Likelihood

Definition: Likelihood and Probability

Consider a Statistical Model parameterized by a parameter $\theta$ and an observation of samples $X\sim P_{\theta }$. We have, the probability of observing $X$ under parameter $\theta$ is $\mathrm{Pr}(X\mid \theta )$. For the same value, we define it as the likelihood of the true parameter being $\theta$ given observation $X$:

$$L(\theta \mid X)=\mathrm{Pr}(X\mid \theta ).$$

• 💡 That is, the likelihood of a parameter is the probability of observing the data given that parameter. Note that the likelihood is a function of the parameter $\theta$.

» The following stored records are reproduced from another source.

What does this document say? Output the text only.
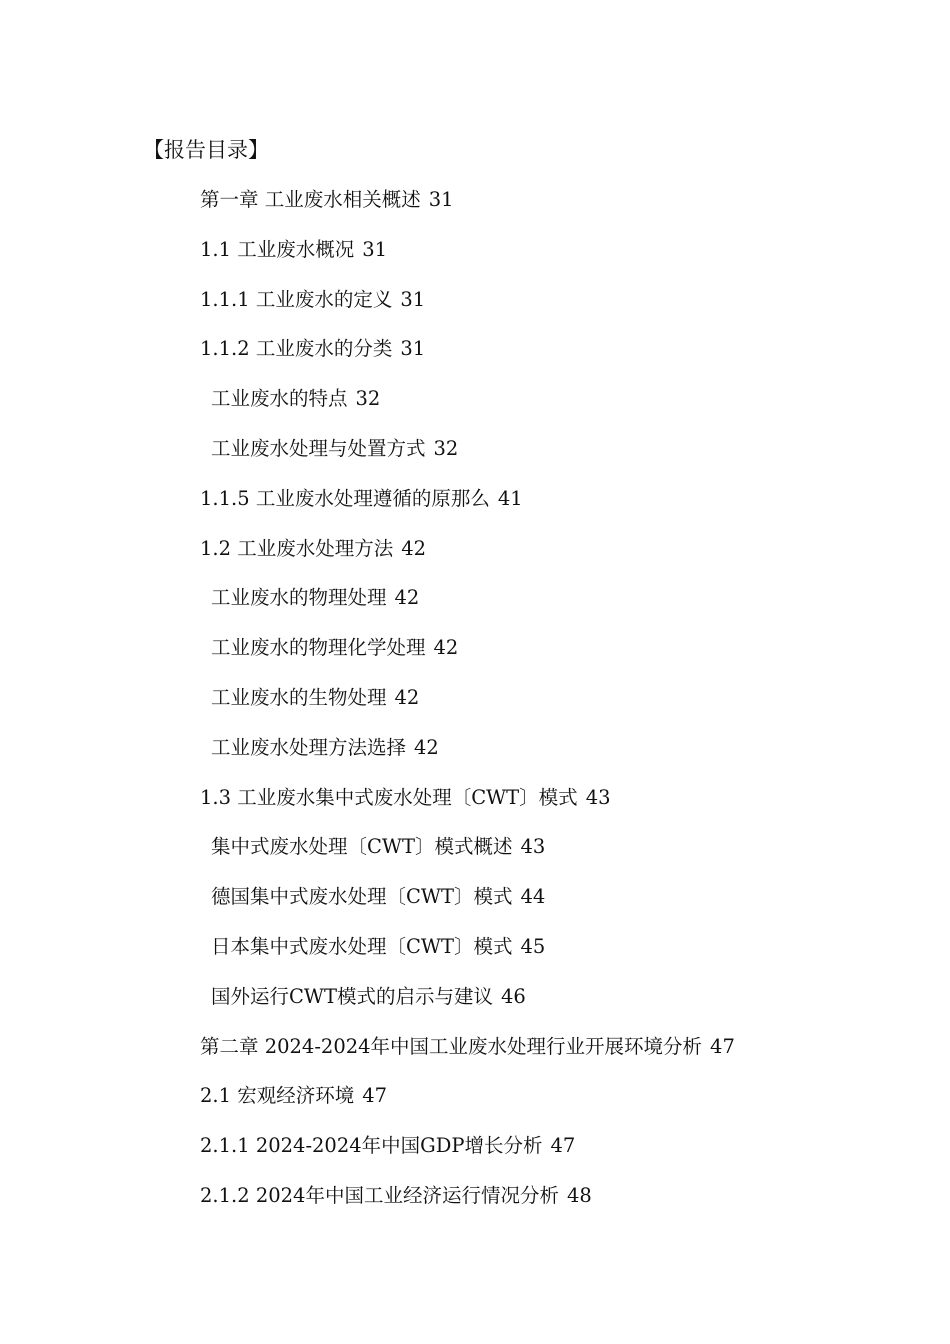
【报告目录】
第一章 工业废水相关概述 31
1.1 工业废水概况 31
1.1.1 工业废水的定义 31
1.1.2 工业废水的分类 31
工业废水的特点 32
工业废水处理与处置方式 32
1.1.5 工业废水处理遵循的原那么 41
1.2 工业废水处理方法 42
工业废水的物理处理 42
工业废水的物理化学处理 42
工业废水的生物处理 42
工业废水处理方法选择 42
1.3 工业废水集中式废水处理〔CWT〕模式 43
集中式废水处理〔CWT〕模式概述 43
德国集中式废水处理〔CWT〕模式 44
日本集中式废水处理〔CWT〕模式 45
国外运行CWT模式的启示与建议 46
第二章 2024-2024年中国工业废水处理行业开展环境分析 47
2.1 宏观经济环境 47
2.1.1 2024-2024年中国GDP增长分析 47
2.1.2 2024年中国工业经济运行情况分析 48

For continuous Random Variables, sometimes (we will see later) it is more convenient to define the likelihood using the observation’s Probability Density Function:

$$L(\theta \mid X)=f(X\mid \theta ).$$

If $\theta$ is the true value of the parameter, $\mathrm{Pr}(X\mid \theta )$ should be large. That’s why we call $L$ the likelihood, and we usually want to maximize the likelihood. Since mass-density transformation does not affect the maximization operation, the likelihood is usually defined using the density function.

Log-Likelihood

For iid samples $\{x_i\}$, the likelihood function is of the form $L(\theta )=\prod f(x_i\mid \theta )$. Thus, it is usually more convenient to deal with the log of the likelihood function, turning the product into a sum:

$$\ell (\theta ):=\log L(\theta )=\log \prod _{i}f(x_i\mid \theta )=\sum _i\log f(x_i\mid \theta ).$$

Since the log function is monotonically increasing, this transformation again does not affect the maximization operation.

Score Function

The derivation of the log-likelihood function is called the score function:

$$s(\theta ):=\frac{\mathrm{d}}{\mathrm{d}\theta }\log L(\theta ).$$